Most attorneys do not approach family law litigation with the mindset of trial or settlement described here:
One of the greatest opportunities for immediate improvement in the practice of matrimonial law lies in the cultivation of the binocular mind-set. Binocularity involves the balancing of the settlement mind-set with the trial mind-set. This balancing occurs even in situations in which the practicing attorney has no intention of ever going to trial. Such situations present themselves, for example, where the attorney is practicing in the context of a collaborative law engagement or where financial constraints, coupled with client direction, do not allow for the possibility of trial.Not that there are not lawyers who hate to settle rather than being able to beat their chests and do their best Tarzan imitations. These Tarzan imitations are pretty poor, by the way. The imitation pales especially when all is done and what the court gives is less than or equal to what was offered by the other side. Except that now the chest beating attorney has a much higher bill for the client than if the client had accepted the settlement offer.
I agree wholeheartedly with the article. One should prepare for litigation but be ready for settlement. The only important thing is protecting the client's best interests. I will say that nine out ten times settlement is the better solution for the following reasons:
- Unnecessary litigation only increases the trauma of the divorce. Unnecessary litiation occurs when the offer is as good as what the court may give after a fight.
- The costs outweigh the benefits. Also known as winning the battle but losing the war. For more why this is not a good thing, see Pyhrric victory.
The settlement mind-set helps us focus on issue identification, prioritization, remediation and closure. We assist our clients by attempting to substitute problem-solving assignments, activities and other productive behaviors for anger, disappointment and frustration on their part. We conserve resources by applying energy and funds to resolve the most important concerns, as opposed to trivial, emotionally fueled concerns. In conducting necessary discovery, we focus our efforts on obtaining essential decision-making data rather than playing various discovery games, which only serve to deplete funds and increase the level of contention between the parties and their attorneys.Of course, I agree with this paragraph. Most non-lawyers should do likewise - particularly that last sentence which applies to more than discovery.
What worries me about a settlement mentality is the chance that the agreement is sunk and off to court we go. I prefer my litigation mindset - be prepared for the worst and all that - so that I can be sure of two things:
- The facts so that I can counsel the wisdom of any settlement offer received or made by my client.
- To be ready for the case that must be tried.
The simultaneously held trial mind-set helps to keep us focused on the statutory and case law. It provides us with rule-based measuring sticks to discern between what our clients want and what will likely be decided under the law. With the benefit of these reference points, we can appropriately direct clients' attentions to the right things, pragmatically moderating ongoing behaviors.
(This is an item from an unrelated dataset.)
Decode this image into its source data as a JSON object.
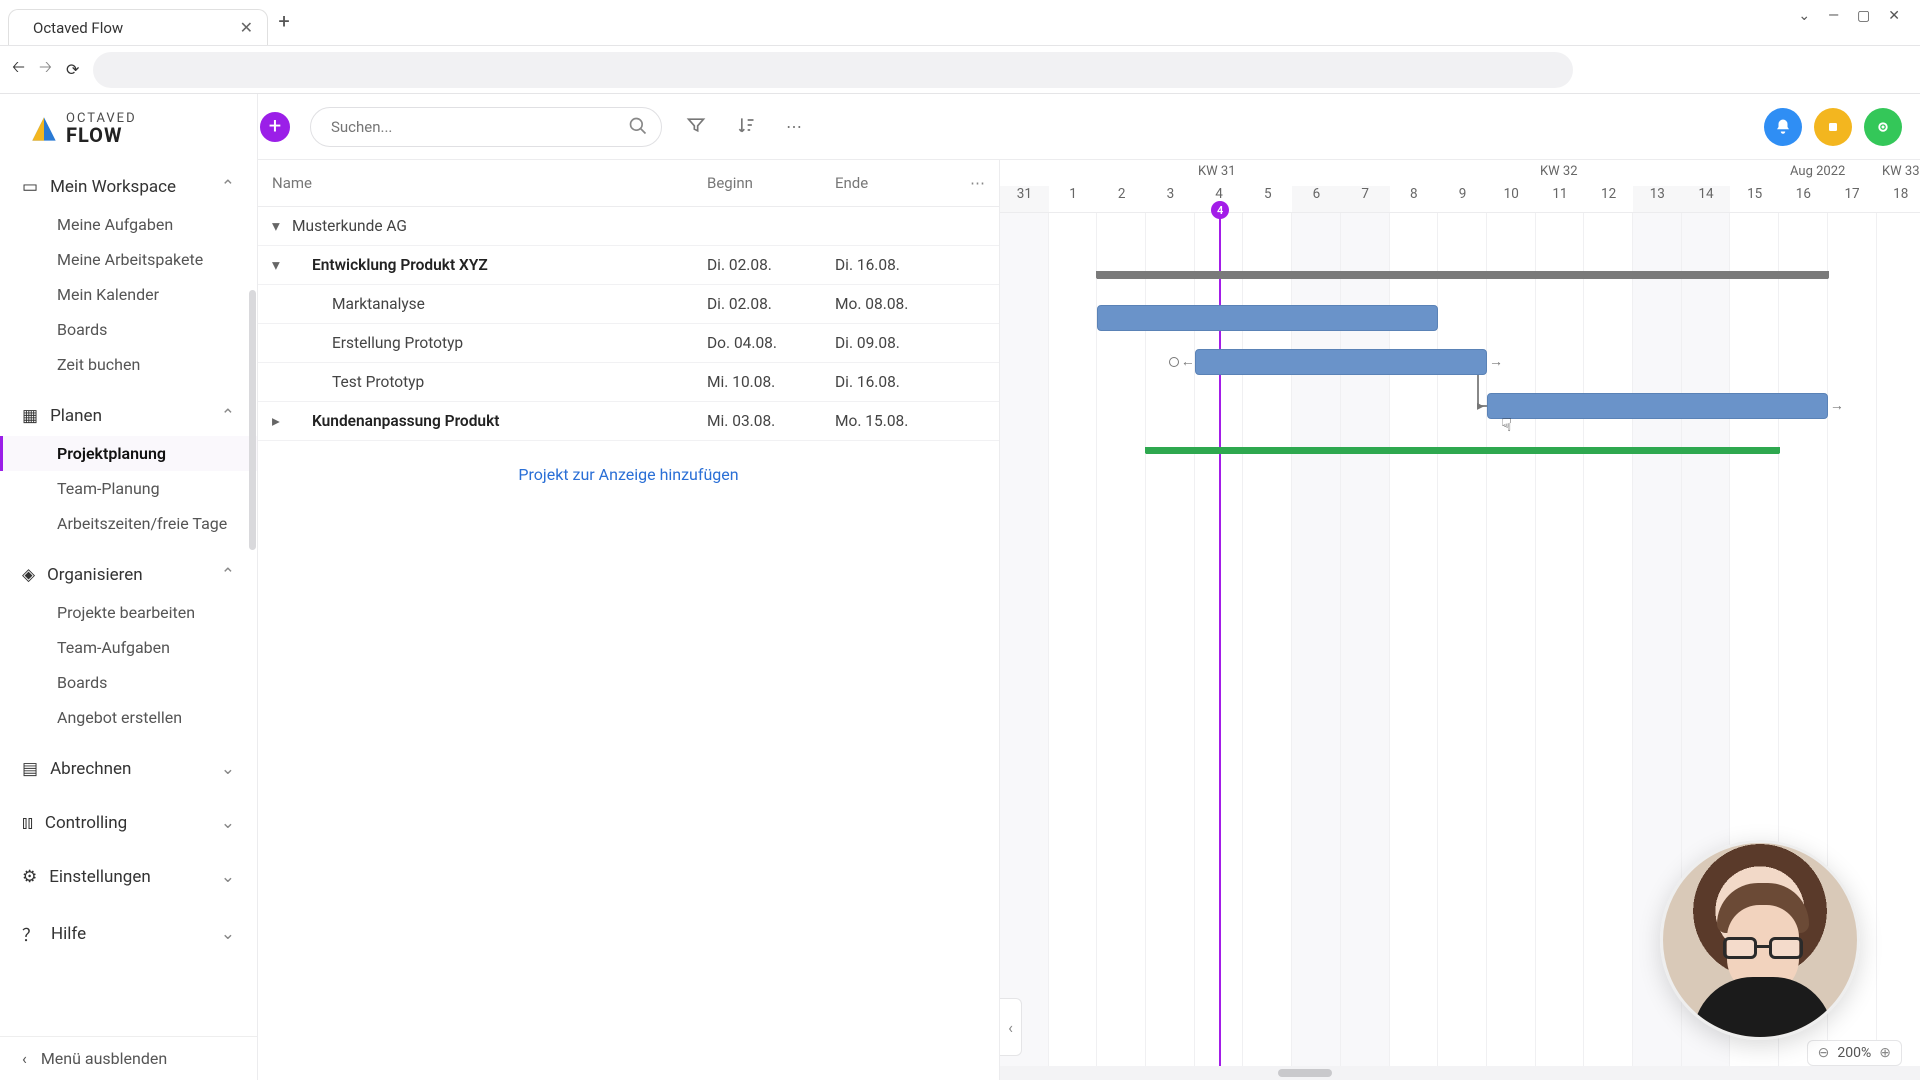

To use the terminology of the article, the chest-thumper thinks only of litigation. The article points out some reasons why this is not good for lawyers and let me explain why not this is not good for you:
- In divorces involving children more so than in other type of family law cases, the actual divorce is only the start of your life in divorce court. The divorce court keeps jurisdiction over the case until the children are emancipated or until 21 (with some exceptions - see my article on emancipation.) Start off with a nasty fight and the remainder of the divorce gets nastier.
- With divorces and other family law cases, the judges know these types and are not terribly enthused with their behavior. Annoy the family law judge at your own peril.